Amanda tomó el control y digitó “emergencia”. Al instante, ambos se encontraron frente al consejo de directores extratemporales. Aunque se trataba de representaciones holográficas, estaban en línea y sus decisiones eran inapelables. Dijeron al unísono: “¡Condenados!”
Ante el gesto de horror de Amanda y Marty, el director vocero dijo:
“Ambos han trasgredido las reglas básicas de los viajeros cronoscópicos. No sólo han alterado el origen histórico fundamental. Lo han hecho por causas egoístas, con falta absoluta de control emocional”.
—Pero… estábamos invisibles —dijo Amanda.
—“La invisibilidad es un recurso técnico delicado. Es imposible evitar alteraciones en una intervención primaria. En alguna generación futura, por ejemplo, las mujeres querrán salir de sus hogares, dejar las labores domésticas y trabajar codo a codo con los hombres”.
“Serán asignados a un sector de preservación histórica, de leyendas y mitos. Amanda será una monja y Marty un sacerdote”.
¡No!, gritaron ambos, horrorizados. ¡El celibato me volverá loco, o degenerado! —dijo Marty.
No se preocupen. Podrán volver una vez al mes a “Edén”. Eso sí, jamás podrán tener hijos.
—¿Hijos? ¿Y quién quiere hijos? —contestaron al unísono.

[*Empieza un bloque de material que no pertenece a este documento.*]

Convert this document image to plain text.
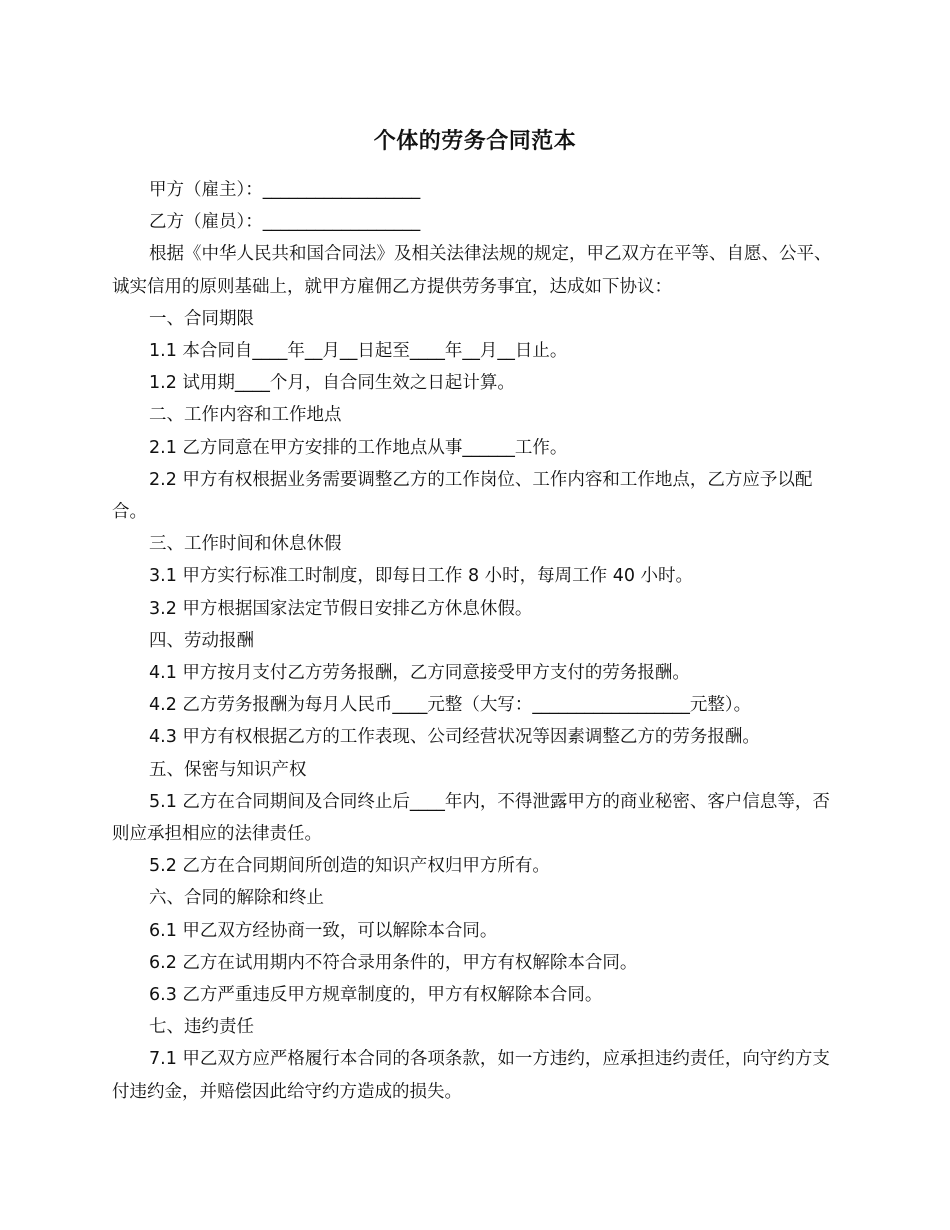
个体的劳务合同范本

甲方（雇主）：__________________

乙方（雇员）：__________________

根据《中华人民共和国合同法》及相关法律法规的规定，甲乙双方在平等、自愿、公平、诚实信用的原则基础上，就甲方雇佣乙方提供劳务事宜，达成如下协议：

一、合同期限

1.1 本合同自____年__月__日起至____年__月__日止。

1.2 试用期____个月，自合同生效之日起计算。

二、工作内容和工作地点

2.1 乙方同意在甲方安排的工作地点从事______工作。

2.2 甲方有权根据业务需要调整乙方的工作岗位、工作内容和工作地点，乙方应予以配合。

三、工作时间和休息休假

3.1 甲方实行标准工时制度，即每日工作 8 小时，每周工作 40 小时。

3.2 甲方根据国家法定节假日安排乙方休息休假。

四、劳动报酬

4.1 甲方按月支付乙方劳务报酬，乙方同意接受甲方支付的劳务报酬。

4.2 乙方劳务报酬为每月人民币____元整（大写：__________________元整）。

4.3 甲方有权根据乙方的工作表现、公司经营状况等因素调整乙方的劳务报酬。

五、保密与知识产权

5.1 乙方在合同期间及合同终止后____年内，不得泄露甲方的商业秘密、客户信息等，否则应承担相应的法律责任。

5.2 乙方在合同期间所创造的知识产权归甲方所有。

六、合同的解除和终止

6.1 甲乙双方经协商一致，可以解除本合同。

6.2 乙方在试用期内不符合录用条件的，甲方有权解除本合同。

6.3 乙方严重违反甲方规章制度的，甲方有权解除本合同。

七、违约责任

7.1 甲乙双方应严格履行本合同的各项条款，如一方违约，应承担违约责任，向守约方支付违约金，并赔偿因此给守约方造成的损失。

Dicho esto, Marty y Amanda volvieron al cómodo lecho de viscolatex, que de tanta agitación se convirtió en gel fluido, mientras el poliestireno crujía cada vez más.
—¡Ya está bien, queremos dormir! —gritaron unos vecinos que ellos ignoraban tener, apareciendo ambos cubiertos con hojas de parra.
No les costó reconocerlos. Eran los auténticos Adán y Eva. Al menos, no se sentirían responsables del fracaso de la especie humana, si aquellos dos podían procrear. Lo suyo, definitivamente, solo era una realidad alternativa que no influiría en el destino de la humanidad.
Así pues, continuaron con su tarea, y solo la quemazón en la entrepierna de Amanda hizo aconsejable que pararan. Ambos se miraron, preguntándose si aquello era producto del ardor de Marty o un leve recuerdo del episodio de las ortigas. Fuera como fuese abandonaron el lugar, esperando que los 30 días que faltaban para regresar a Edén pasaran pronto. Aquel lugar era realmente divertido.